Поступить в Хогвартс - университет, известный прекрасным разнообразием гуманитарных направлений и тем, что почти каждую неделю из него отчисляются напрочь разочарованные в своей жизни студенты - стоило Гарри немалых усилий и немалых сбережений покойной четы Поттер, банковские хранилища которой он никогда не трогал без юриста - чёрт знает что его родители ещё могли там оставить, и неожиданно найти наследство Диармайта или ещё каких королей с родины матушки ему совсем не хотелось. В конце-концов вся эта бесконечная бумажная волокита и так слишком сильно повлияла на него - Гарри не по собственной воле плевался у каждого здания суда.

Тогда Гарри Поттеру только-только исполнилось девятнадцать и он понимал, что не хочет продолжать гнить в городке, в котором с малолетства жил с тётушкой - эта безумная в своей неожиданности идея поступить в Хогвартс не пришла сама собой; родители Гарри, полные веселья и жизни на каждой фотографии, были выпускниками этого университета. Детство Гарри не плескало красками, оттого юноша мечтал хотя бы немного и хотя бы ненадолго пожить молодостью родителей, ощутить всё то, что пережили они - ведь студенческая жизнь в огромном замке с шотландскими пейзажами никак не могла сравниться с машинными выхлопами на Тисовой улице. Дадли лишь посмеивался на его желание вырваться и всё называл его глупым, пока не лицезрел в руке Гарри письмо, внутри которого было много-много ненужных бумажек и длинное, написанное на желтоватой бумаге поздравление со всей нужной информацией о зачислении - тогда то Гарри не сдержал в себе желания отвратительно ухмыльнуться и вернуть Дадли все те оскорбления, которые он не посмел бы назвать остроумными.

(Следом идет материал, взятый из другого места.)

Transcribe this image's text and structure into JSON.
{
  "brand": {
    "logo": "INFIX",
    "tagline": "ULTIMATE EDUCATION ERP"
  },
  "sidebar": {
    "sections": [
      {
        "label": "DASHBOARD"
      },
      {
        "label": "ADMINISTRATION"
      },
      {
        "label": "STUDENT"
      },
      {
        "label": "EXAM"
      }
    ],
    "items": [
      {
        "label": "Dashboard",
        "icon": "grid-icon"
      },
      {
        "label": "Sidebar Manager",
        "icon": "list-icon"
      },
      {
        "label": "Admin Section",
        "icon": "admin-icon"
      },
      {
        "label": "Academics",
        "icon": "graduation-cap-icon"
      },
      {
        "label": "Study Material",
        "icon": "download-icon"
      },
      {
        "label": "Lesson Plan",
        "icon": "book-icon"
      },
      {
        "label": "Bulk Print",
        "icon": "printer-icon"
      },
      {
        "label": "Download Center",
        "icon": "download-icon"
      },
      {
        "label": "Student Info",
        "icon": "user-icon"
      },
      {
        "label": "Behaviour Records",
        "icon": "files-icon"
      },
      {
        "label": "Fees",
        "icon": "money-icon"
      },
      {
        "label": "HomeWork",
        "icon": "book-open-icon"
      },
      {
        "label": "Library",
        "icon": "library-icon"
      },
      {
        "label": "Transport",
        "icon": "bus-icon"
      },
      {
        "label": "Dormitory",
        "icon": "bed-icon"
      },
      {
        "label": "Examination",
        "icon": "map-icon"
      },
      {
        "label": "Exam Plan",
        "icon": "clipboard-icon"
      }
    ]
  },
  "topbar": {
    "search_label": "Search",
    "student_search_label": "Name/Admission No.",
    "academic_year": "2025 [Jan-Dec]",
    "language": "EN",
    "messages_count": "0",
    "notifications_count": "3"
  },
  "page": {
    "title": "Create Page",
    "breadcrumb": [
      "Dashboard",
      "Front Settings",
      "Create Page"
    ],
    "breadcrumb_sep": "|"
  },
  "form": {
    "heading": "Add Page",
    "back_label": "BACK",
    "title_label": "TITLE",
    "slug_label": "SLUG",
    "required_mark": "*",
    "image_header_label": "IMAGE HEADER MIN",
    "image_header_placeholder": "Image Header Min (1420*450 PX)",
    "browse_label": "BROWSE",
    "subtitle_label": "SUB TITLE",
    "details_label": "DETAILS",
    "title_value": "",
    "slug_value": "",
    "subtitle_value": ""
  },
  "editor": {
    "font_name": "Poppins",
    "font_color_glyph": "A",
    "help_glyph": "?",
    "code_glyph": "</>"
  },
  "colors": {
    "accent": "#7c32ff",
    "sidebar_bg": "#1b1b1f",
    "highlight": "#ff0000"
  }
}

Гарри, успевший накинуть на себя лишь старый и пыльный кардиган, некогда принадлежавший Петунье, на следующий же день покинул Литтл-Уингинг с твёрдым намерением больше никогда сюда не возвращаться - ни к клёнам, увешанным золотистыми листьями, ни к облезлым кошкам пропахнувшей полынью и капустой миссис Фиг, ни к одинаково окрашенным в белый заборчикам. Прижимая к себе изрядно выцветшую сумку, Гарри метался по вокзалу, нервно всматриваясь в то самое письмо в надежде, что никто, даже чёртов Дадли, не будет заниматься подобным розыгрышем - нужная ему платформа не находилась, а время, потраченное на то, чтобы хоть немного передохнуть и осмотреться, он бессовестно потерял в попытках протолкнуться в местный туалет. Загадочная же платформа 9¾ оказалась автобусной остановкой - Гарри, обрадованный её находкой, не сразу это осознал.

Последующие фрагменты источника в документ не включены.